What is the typical AAA-10Y spread?+
The 1983-2026 daily series median is 102 basis points and the mean is 109 basis points. The 25th percentile is 80 bps and the 75th percentile is 142 bps. Sixty percent of daily readings sit between 70 and 130 bps. Pre-2008 average was 88 bps; post-2014 average is 116 bps, a 28 bp structural lift driven by the shrinking AAA universe (longer-duration index composition), post-Dodd-Frank dealer balance-sheet constraints (wider structural bid-ask premium), and post-QE term-premium compression (suppressed 10-year yields by an estimated 50-80 bps). Reading post-2014 spreads against pre-2008 baselines therefore overstates the underlying credit-risk component.
How does AAA-10Y behave in a recession?+
AAA-10Y widens sharply in the early stress phase (an 80-120 bp widening of AAA combined with a 100-150 bp flight-to-quality decline in the 10-year), then compresses on the policy response.

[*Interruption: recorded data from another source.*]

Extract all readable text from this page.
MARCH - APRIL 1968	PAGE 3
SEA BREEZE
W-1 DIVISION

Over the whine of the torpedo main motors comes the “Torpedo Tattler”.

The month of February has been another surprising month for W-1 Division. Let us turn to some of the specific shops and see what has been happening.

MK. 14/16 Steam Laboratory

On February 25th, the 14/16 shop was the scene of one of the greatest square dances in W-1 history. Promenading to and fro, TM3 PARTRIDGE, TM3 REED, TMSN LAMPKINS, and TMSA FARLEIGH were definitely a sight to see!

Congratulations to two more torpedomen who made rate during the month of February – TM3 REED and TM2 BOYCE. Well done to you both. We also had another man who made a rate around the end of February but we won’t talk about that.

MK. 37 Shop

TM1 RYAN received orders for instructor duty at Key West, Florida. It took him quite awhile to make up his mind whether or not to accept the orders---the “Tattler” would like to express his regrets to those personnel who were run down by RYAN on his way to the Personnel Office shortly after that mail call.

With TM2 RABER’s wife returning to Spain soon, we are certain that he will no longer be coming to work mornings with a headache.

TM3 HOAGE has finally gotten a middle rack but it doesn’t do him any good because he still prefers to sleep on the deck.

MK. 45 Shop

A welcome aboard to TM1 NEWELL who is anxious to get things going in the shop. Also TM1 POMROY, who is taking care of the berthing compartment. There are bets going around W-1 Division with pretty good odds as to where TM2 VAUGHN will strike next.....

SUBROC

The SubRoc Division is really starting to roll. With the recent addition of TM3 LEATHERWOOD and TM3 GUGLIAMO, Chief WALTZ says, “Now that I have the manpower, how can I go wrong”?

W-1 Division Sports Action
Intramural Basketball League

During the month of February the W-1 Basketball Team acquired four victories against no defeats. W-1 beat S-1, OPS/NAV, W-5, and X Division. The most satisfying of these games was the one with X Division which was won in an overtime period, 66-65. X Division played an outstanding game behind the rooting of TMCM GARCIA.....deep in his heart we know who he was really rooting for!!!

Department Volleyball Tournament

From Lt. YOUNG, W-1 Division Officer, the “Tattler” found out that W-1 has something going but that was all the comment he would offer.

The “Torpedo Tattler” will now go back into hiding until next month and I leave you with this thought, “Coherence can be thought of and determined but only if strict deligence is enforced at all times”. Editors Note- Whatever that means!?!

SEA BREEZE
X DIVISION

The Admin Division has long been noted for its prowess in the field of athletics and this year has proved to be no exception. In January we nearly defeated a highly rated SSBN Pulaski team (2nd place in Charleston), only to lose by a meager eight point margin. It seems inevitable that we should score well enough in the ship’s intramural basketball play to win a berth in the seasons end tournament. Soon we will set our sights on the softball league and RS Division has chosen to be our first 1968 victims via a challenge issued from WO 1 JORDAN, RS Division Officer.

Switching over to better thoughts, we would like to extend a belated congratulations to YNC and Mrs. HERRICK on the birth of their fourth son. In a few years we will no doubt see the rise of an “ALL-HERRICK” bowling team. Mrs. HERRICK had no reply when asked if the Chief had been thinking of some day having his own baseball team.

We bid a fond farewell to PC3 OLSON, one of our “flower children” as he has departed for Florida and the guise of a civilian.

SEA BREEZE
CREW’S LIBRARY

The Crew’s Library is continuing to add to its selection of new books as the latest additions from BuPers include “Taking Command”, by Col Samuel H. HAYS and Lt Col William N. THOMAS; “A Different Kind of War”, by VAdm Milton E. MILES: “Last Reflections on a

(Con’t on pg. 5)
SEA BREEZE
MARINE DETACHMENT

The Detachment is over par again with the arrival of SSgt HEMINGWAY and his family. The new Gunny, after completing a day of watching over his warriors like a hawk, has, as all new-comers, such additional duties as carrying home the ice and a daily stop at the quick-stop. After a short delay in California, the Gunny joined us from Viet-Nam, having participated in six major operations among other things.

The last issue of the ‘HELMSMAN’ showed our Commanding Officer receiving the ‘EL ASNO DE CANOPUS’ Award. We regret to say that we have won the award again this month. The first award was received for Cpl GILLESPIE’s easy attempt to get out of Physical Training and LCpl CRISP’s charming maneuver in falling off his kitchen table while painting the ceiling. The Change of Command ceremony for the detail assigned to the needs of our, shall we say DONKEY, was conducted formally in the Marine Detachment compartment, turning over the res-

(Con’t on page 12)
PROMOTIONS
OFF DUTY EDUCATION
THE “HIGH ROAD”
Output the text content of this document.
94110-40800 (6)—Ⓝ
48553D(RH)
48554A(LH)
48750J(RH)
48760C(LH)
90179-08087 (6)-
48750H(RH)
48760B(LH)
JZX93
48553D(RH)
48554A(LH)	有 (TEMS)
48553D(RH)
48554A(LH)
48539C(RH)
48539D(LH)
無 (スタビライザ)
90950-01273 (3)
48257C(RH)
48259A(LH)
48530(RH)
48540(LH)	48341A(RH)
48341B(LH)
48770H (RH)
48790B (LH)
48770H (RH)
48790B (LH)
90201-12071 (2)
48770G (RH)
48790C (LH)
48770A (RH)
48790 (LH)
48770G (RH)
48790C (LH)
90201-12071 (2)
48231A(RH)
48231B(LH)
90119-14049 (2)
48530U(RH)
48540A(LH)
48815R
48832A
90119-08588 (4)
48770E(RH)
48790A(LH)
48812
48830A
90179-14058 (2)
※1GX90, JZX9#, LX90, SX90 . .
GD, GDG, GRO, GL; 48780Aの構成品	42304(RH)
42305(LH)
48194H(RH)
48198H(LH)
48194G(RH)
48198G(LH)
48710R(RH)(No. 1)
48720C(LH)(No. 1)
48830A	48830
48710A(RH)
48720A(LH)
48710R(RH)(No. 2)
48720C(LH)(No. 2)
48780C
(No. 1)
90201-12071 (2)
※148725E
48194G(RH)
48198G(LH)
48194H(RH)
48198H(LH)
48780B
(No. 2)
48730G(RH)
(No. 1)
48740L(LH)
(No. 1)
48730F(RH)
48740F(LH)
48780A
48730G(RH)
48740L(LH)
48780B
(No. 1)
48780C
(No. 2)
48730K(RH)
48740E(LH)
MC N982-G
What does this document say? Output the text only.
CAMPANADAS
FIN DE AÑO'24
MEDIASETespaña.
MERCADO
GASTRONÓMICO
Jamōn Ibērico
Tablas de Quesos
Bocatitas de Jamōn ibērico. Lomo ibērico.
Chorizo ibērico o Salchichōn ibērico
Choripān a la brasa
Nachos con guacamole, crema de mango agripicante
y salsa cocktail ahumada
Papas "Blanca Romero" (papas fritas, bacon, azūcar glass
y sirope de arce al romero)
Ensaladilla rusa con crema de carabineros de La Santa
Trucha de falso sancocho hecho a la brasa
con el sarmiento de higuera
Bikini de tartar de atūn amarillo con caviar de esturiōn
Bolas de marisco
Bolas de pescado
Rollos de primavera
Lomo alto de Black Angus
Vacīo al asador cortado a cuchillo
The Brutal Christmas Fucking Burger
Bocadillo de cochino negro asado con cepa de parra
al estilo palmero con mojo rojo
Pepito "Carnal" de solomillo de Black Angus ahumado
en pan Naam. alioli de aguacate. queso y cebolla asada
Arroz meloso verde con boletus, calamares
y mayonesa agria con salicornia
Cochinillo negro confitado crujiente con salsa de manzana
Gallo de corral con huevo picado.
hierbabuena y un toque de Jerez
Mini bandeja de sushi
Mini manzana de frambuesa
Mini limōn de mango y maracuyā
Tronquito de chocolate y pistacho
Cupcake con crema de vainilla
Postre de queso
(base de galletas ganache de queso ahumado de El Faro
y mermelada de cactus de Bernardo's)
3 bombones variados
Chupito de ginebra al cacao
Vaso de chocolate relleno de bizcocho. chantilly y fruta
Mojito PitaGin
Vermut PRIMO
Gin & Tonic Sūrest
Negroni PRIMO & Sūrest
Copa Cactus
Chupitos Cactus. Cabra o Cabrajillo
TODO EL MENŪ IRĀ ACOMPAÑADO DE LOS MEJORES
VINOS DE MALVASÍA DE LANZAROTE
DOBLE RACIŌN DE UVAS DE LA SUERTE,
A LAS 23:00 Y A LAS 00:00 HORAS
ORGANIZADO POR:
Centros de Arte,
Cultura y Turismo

The December 2008 peak at 372 bps and the March 23, 2020 peak at 277 bps both occurred at the moment of maximum stress and compressed within days of the Fed's policy response. AAA-10Y is therefore a faster-reacting indicator than BAA-10Y on both directions, but it carries a smaller absolute upper-tail magnitude. Reading AAA-10Y in isolation underweights the credit-quality differentiation that BAA-AAA captures, which is why most desks track both spreads in parallel.